Briody blinked at him.

‘You’ve worked it out. The last day I saw him I met him in the street. I wasn’t sure if I should speak with him for he and my brother had had hard words. I asked after his father – poor man, he was dead within the month, and I wouldn’t say Michael’s trouble wasn’t the larger part of it. Two days later the news was all over Ireland. Michael Dart and two others had raided a bank in Dublin. Something went wrong. The chief of them – an old fellow the boy looked up to – got into a panic. He made a hash of it somehow and they couldn’t get to the car and then he took a bullet in the leg. The third fellow threw down his weapon and ran for it. Michael stood over the old fellow and fought it out. He got to the car – God knows how for he had to carry the old one.

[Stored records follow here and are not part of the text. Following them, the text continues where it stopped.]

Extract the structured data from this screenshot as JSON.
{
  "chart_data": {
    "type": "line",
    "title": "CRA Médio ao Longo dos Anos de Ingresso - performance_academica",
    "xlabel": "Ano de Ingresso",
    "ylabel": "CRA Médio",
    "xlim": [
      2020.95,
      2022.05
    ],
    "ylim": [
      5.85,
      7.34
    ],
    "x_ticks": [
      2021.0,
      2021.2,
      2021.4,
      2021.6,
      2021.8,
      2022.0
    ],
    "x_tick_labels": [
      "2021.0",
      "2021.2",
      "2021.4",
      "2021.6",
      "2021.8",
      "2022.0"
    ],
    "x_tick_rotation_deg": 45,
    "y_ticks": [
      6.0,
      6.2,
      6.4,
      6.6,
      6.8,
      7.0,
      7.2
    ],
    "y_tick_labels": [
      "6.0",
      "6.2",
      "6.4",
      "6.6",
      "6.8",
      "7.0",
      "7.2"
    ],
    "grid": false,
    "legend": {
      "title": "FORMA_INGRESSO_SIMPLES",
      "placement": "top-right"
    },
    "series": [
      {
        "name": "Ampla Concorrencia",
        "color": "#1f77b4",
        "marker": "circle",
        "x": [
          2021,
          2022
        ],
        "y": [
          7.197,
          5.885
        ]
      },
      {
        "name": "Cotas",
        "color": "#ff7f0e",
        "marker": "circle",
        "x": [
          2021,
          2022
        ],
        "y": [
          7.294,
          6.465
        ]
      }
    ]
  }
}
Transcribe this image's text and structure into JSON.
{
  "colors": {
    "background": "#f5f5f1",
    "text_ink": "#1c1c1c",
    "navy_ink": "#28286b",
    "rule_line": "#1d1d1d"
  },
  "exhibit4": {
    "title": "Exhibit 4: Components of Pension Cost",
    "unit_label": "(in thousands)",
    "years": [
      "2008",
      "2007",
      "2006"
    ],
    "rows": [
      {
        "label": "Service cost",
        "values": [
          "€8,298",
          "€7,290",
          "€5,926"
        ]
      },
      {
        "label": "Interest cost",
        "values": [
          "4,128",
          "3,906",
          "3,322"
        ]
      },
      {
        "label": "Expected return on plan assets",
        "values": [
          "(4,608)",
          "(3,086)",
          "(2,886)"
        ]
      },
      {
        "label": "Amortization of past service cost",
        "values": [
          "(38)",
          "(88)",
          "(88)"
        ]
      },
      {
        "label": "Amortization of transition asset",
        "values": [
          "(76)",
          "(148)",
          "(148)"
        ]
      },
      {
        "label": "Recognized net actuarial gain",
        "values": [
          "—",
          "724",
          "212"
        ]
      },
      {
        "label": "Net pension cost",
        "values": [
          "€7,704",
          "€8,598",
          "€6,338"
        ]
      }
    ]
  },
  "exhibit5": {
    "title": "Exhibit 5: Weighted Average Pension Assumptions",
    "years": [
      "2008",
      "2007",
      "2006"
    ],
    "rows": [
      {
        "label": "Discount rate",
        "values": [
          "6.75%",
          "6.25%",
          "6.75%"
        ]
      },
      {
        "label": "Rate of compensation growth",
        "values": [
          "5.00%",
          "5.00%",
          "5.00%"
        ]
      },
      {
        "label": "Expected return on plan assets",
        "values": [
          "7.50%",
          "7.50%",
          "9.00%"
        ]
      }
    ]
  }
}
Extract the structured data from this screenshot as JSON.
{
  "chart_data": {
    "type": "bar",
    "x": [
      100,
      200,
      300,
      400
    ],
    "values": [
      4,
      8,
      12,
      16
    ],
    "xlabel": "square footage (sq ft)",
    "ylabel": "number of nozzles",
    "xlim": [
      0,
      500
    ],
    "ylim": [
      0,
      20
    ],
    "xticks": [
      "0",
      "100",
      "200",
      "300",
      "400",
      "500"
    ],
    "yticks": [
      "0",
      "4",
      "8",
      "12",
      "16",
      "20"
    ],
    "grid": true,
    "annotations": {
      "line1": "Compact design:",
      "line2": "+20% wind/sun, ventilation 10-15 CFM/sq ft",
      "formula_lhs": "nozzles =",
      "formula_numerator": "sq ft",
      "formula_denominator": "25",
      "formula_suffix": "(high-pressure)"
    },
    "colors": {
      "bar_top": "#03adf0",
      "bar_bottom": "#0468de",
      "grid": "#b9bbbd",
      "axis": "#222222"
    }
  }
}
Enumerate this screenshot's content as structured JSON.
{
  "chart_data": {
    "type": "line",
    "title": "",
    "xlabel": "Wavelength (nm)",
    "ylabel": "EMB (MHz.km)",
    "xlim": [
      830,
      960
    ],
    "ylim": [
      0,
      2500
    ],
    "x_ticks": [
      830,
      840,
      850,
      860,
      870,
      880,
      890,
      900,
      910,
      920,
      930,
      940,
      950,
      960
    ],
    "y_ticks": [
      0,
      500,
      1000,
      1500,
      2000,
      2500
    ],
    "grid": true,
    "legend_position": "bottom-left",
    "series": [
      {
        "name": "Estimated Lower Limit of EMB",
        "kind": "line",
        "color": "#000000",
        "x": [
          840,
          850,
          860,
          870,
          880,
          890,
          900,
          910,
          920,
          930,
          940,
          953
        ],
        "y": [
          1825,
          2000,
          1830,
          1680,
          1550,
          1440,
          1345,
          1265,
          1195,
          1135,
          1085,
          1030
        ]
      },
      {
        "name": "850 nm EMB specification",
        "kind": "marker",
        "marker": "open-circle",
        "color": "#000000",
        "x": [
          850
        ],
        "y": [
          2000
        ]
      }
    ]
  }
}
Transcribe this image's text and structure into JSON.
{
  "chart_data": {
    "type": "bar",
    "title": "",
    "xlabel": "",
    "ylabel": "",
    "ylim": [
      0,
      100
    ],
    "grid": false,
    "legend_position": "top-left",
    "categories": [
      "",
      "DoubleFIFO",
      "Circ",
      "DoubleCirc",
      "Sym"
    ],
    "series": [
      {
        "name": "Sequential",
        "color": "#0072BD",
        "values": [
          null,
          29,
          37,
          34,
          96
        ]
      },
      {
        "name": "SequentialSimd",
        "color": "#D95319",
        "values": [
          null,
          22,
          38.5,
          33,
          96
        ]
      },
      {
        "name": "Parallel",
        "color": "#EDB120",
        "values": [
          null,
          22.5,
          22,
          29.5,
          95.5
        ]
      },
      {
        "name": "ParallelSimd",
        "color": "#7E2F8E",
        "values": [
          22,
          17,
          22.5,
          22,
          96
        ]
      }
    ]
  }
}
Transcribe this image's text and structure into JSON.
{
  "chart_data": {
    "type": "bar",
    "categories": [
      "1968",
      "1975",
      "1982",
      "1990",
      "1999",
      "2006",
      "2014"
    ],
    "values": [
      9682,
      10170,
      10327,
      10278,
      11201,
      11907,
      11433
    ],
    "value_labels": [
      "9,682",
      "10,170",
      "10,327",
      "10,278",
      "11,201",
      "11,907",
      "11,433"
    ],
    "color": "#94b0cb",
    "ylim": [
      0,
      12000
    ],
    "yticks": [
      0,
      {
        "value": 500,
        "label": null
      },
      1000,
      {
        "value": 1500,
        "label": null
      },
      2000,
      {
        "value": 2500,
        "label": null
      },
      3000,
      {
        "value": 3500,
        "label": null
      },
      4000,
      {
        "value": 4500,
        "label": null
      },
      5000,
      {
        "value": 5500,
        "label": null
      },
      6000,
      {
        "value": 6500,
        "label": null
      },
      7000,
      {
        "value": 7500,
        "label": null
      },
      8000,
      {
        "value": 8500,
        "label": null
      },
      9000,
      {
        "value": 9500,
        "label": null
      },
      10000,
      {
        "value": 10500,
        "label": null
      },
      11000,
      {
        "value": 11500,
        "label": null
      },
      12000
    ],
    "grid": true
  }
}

Before night they’d recovered the car – with the old one sitting up dead in it for he must have taken another wound while the boy was carrying him. Michael Dart was away and one Garda dead and another fit for nothing after that with a bullet in his lung. I’ve heard tell the third fellow, the one who ran for it, was found dead later and that might have been Michael’s work too.

‘It must all have been planned the day I spoke to him, yet you would never have known for he was so merry and talkative. He was a reckless boy who could call birds down from the trees with the charm of him.’